The woman spoke to her, directly, and this time she managed to make out some of it. A phrase, an explanation—nothing to live for.
No husband, no son. Had she loved her husband? Had the son been the only thing that bound her to this life, made her keep living after he was gone? Dying of a broken heart had always seemed so tragically romantic but now, as she faced the reality of it, she realized it was merely tragic.
So...am I in for it now? Tragic, historic, worldbuilding detail or senseless deaths that will get me flamed by readers?
4 comments:
Ah, that's a tough one.
But...have you read Brooks's "Year of Wonders"? About the plague? I'll admit I stopped reading halfway through, sobbing hysterically, and haven't gotten the courage to go back. But I think it was realistic and necessarily true to history.
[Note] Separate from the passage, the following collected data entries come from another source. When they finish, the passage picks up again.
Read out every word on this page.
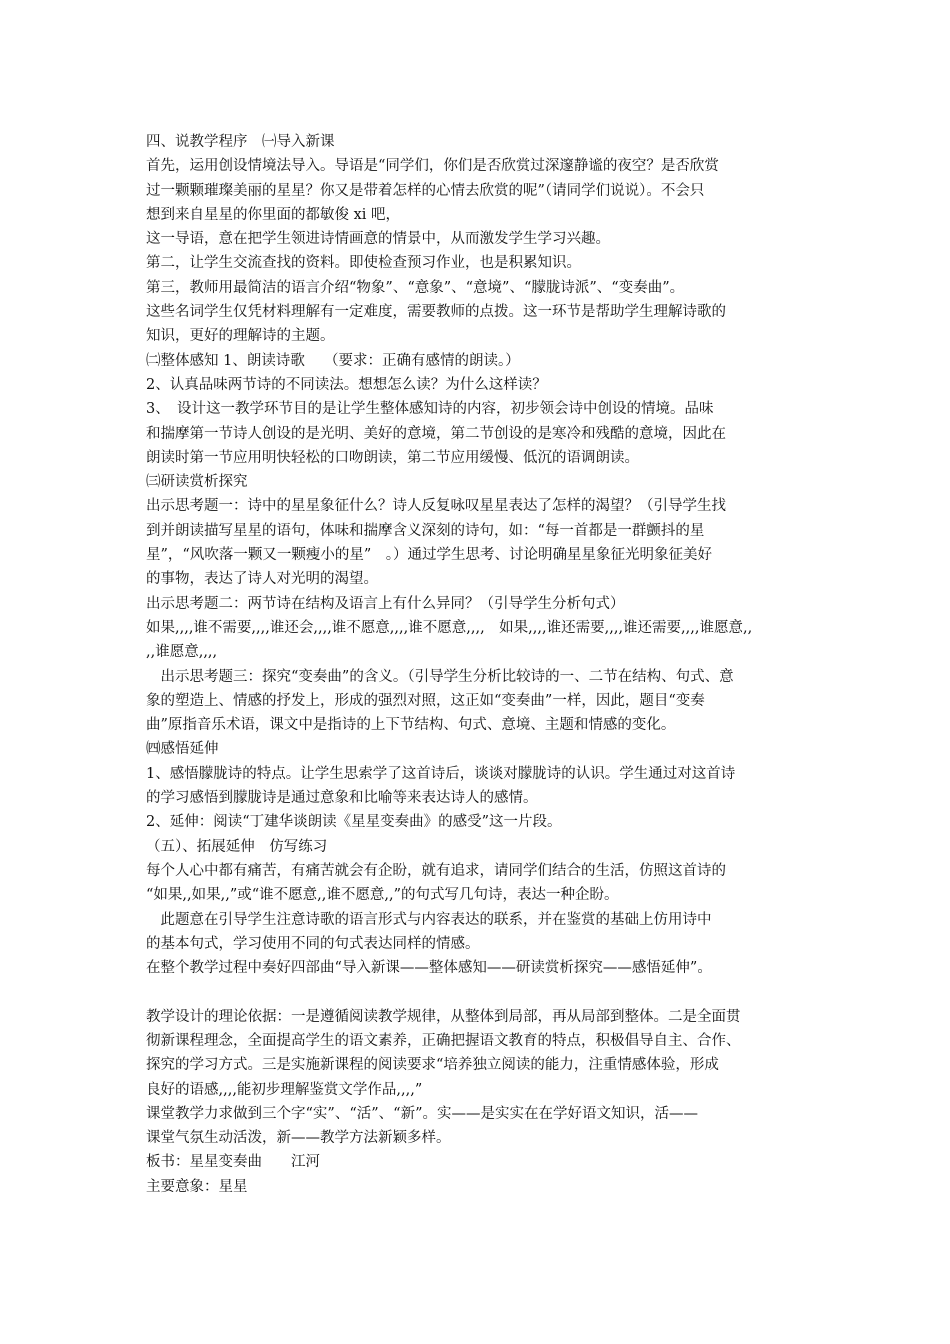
四、说教学程序　㈠导入新课
首先，运用创设情境法导入。导语是“同学们，你们是否欣赏过深邃静谧的夜空？是否欣赏
过一颗颗璀璨美丽的星星？你又是带着怎样的心情去欣赏的呢”（请同学们说说）。不会只
想到来自星星的你里面的都敏俊 xi 吧，
这一导语，意在把学生领进诗情画意的情景中，从而激发学生学习兴趣。
第二，让学生交流查找的资料。即使检查预习作业，也是积累知识。
第三，教师用最简洁的语言介绍“物象”、“意象”、“意境”、“朦胧诗派”、“变奏曲”。
这些名词学生仅凭材料理解有一定难度，需要教师的点拨。这一环节是帮助学生理解诗歌的
知识，更好的理解诗的主题。
㈡整体感知 1、朗读诗歌　 （要求：正确有感情的朗读。）
2、认真品味两节诗的不同读法。想想怎么读？为什么这样读？
3、　设计这一教学环节目的是让学生整体感知诗的内容，初步领会诗中创设的情境。品味
和揣摩第一节诗人创设的是光明、美好的意境，第二节创设的是寒冷和残酷的意境，因此在
朗读时第一节应用明快轻松的口吻朗读，第二节应用缓慢、低沉的语调朗读。
㈢研读赏析探究
出示思考题一：诗中的星星象征什么？诗人反复咏叹星星表达了怎样的渴望？（引导学生找
到并朗读描写星星的语句，体味和揣摩含义深刻的诗句，如：“每一首都是一群颤抖的星
星”，“风吹落一颗又一颗瘦小的星”　。）通过学生思考、讨论明确星星象征光明象征美好
的事物，表达了诗人对光明的渴望。
出示思考题二：两节诗在结构及语言上有什么异同？（引导学生分析句式）
如果,,,,谁不需要,,,,谁还会,,,,谁不愿意,,,,谁不愿意,,,,　如果,,,,谁还需要,,,,谁还需要,,,,谁愿意,,
,,谁愿意,,,,
　出示思考题三：探究“变奏曲”的含义。（引导学生分析比较诗的一、二节在结构、句式、意
象的塑造上、情感的抒发上，形成的强烈对照，这正如“变奏曲”一样，因此，题目“变奏
曲”原指音乐术语，课文中是指诗的上下节结构、句式、意境、主题和情感的变化。
㈣感悟延伸
1、感悟朦胧诗的特点。让学生思索学了这首诗后，谈谈对朦胧诗的认识。学生通过对这首诗
的学习感悟到朦胧诗是通过意象和比喻等来表达诗人的感情。
2、延伸：阅读“丁建华谈朗读《星星变奏曲》的感受”这一片段。
（五）、拓展延伸　仿写练习
每个人心中都有痛苦，有痛苦就会有企盼，就有追求，请同学们结合的生活，仿照这首诗的
“如果,,如果,,”或“谁不愿意,,谁不愿意,,”的句式写几句诗，表达一种企盼。
　此题意在引导学生注意诗歌的语言形式与内容表达的联系，并在鉴赏的基础上仿用诗中
的基本句式，学习使用不同的句式表达同样的情感。
在整个教学过程中奏好四部曲“导入新课——整体感知——研读赏析探究——感悟延伸”。
教学设计的理论依据：一是遵循阅读教学规律，从整体到局部，再从局部到整体。二是全面贯
彻新课程理念，全面提高学生的语文素养，正确把握语文教育的特点，积极倡导自主、合作、
探究的学习方式。三是实施新课程的阅读要求“培养独立阅读的能力，注重情感体验，形成
良好的语感,,,,能初步理解鉴赏文学作品,,,,”
课堂教学力求做到三个字“实”、“活”、“新”。实——是实实在在学好语文知识，活——
课堂气氛生动活泼，新——教学方法新颖多样。
板书：星星变奏曲　　江河
主要意象：星星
In one of my wips, there are going to be a few deaths. Probably not a dog, though. I dunno. We'll have to see if I can screw up my courage enough to actually write those scenes. :)
Well, I guess people who read historicals expect a few deaths. Be they child, animal, head of the family.
Beings die, especially with all those clan feuds going on.
You don't list one death after another just for the thrill, so *I* think you're doing fine.
For my money, "tragic, historic, worldbuilding detail" that will get you flamed by readers. In other words, these are very real details, very genuine to the world in which Elspeth finds herself, but at least some of your readers (though not all) are going to be unhappy with them. The readers who are most like you will, I think, be best able to handle them. The people that pick up your book looking for a bit of fluff to read on an airplane might find a bit more reality than they bargained for.
Jenny, you're writing historical fiction. It's fiction and you need to make a believable world. Dogs die. People die. Don't stray off the path. I haven't read the other post you're talking of, but maybe it's a different genre? I think in historical fiction it's important to tell it like it is/was to make a more realistic story. These were really nice bits by the way.
Precie - do read World of Wonders. It was beautiful actually. A little pathos in a novel can only bring the reader in more. I love a good cry when I'm reading something. Who didn't read that letter at the end of DG's ABOSA and not cry.